Pequim afirmou ter observado que os Estados Unidos “se preparam” para recorrer a medidas alternativas, como “investigações comerciais”, com o objetivo de manter a imposição de taxas aos seus parceiros, e advertiu que a China “manterá uma vigilância estreita” e “protegerá firmemente” os seus interesses.

ONU | Direitos humanos sob ataque em grande escala

Os direitos humanos “estão sob ataque em grande escala em todo o mundo”, levado a cabo “por aqueles que detêm o maior poder” e, por vezes, até “com orgulho”, denunciou ontem o secretário-geral das Nações Unidas.

“O Estado de direito está a ser substituído pelo Estado de força. E este ataque não vem das sombras nem é uma surpresa. Está a acontecer à vista de todos e, muitas vezes, liderado por aqueles que detêm o maior poder.
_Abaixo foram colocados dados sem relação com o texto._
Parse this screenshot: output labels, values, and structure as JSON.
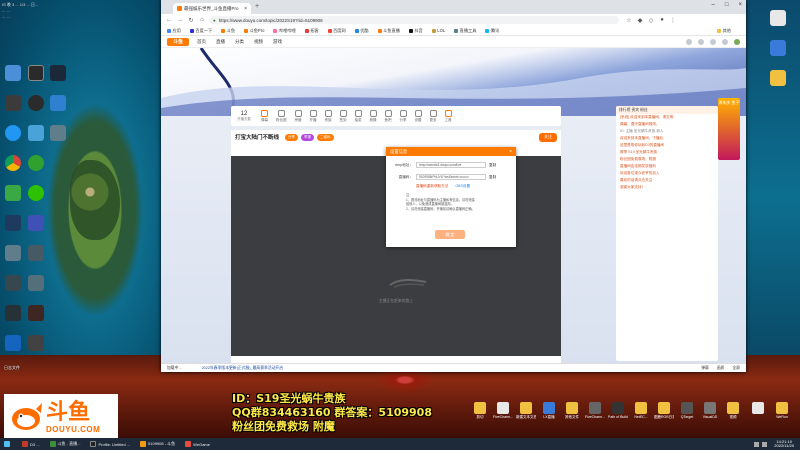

Em todo o mundo, os direitos humanos estão a ser deliberada e estrategicamente reprimidos, e, por vezes, com orgulho”, declarou Guterres, intervindo, em Genebra, na sessão de abertura da 61ª sessão do Conselho de Direitos Humanos da ONU.

O secretário-geral advertiu que as consequências deste ataque “são devastadoras”, apontando que as pessoas sofram assim “duas vezes: primeiro com a violência, a opressão ou a exclusão, e, depois, novamente com a indiferença do mundo”.

“Vivemos num mundo onde o sofrimento em massa é ignorado, onde os seres humanos são usados como moeda de troca, onde o direito internacional é tratado como um mero inconveniente. Os conflitos multiplicam-se e a impunidade tornou-se contagiosa. Isso não se deve à falta de conhecimento, ferramentas ou instituições. É o resultado de escolhas políticas”, deplorou o antigo primeiro-ministro português.

Segundo António Guterres, “esta crise de respeito pelos direitos humanos não é um caso isolado” e “reflecte e amplia todas as outras fraturas globais”, já que “as necessidades humanitárias estão a explodir, enquanto o financiamento entra em colapso”, “as desigualdades estão a aumentar a uma velocidade impressionante, os países estão a afogar-se em dívidas e desespero, e o caos climático está a acelerar”.

O líder das Nações Unidas sublinhou também que “a tecnologia, especialmente a inteligência artificial, está a ser cada vez mais utilizada de formas que suprimem direitos, aprofundam a desigualdade e expõem pessoas marginalizadas a novas formas de discriminação, tanto online como offline”.

“Em todas as frentes, aqueles que já são vulneráveis estão a ser empurrados ainda mais para as margens. E os defensores dos direitos humanos estão entre os primeiros a serem silenciados quando tentam alertar-nos”, lamentou, reforçando que, “nesta ofensiva coordenada, os direitos humanos são as primeiras vítimas”.

Retrato deplorável

Expondo um retrato devastador a nível global, o secretário-geral da ONU apontou que é hoje evidente um “aperto cada vez maior do espaço cívico”, com “jornalistas e activistas presos, ONG [Organizações Não-Governamentais] fechadas, direitos das mulheres em retrocesso, direitos das crianças ignorados, pessoas com deficiência excluídas e democracias em erosão”.

“O direito de reunião pacífica é esmagado – e condeno mais uma vez a recente repressão violenta aos protestos no Irão. Os migrantes são perseguidos, detidos e expulsos, com total desrespeito pelos seus direitos humanos e pela sua humanidade. Os refugiados são transformados em bodes expiatórios. As comunidades LGBTIQ+ são difamadas. As minorias e os povos indígenas são alvo de ataques. As comunidades religiosas são atacadas”, prosseguiu.

Aludindo à sua história pessoal, na última vez que discursou como secretário-geral na abertura de uma sessão do Conselho de Direitos Humanos, apontou que “crescer sob a ditadura de Salazar” lhe ensinou que “a negação dos direitos humanos corrói todos os aspectos da sociedade.

“Quando o Conselho de Segurança está paralisado, quando os vetos servem de escudo político, quando as rivalidades geopolíticas prevalecem sobre a protecção dos civis, o resultado é o mesmo: a impunidade espalha-se, o sofrimento multiplica-se e os direitos humanos são pisoteados”, disse. “Precisamos de um Conselho de Segurança que reflicta o mundo de hoje, não o de 1945”, acrescentou.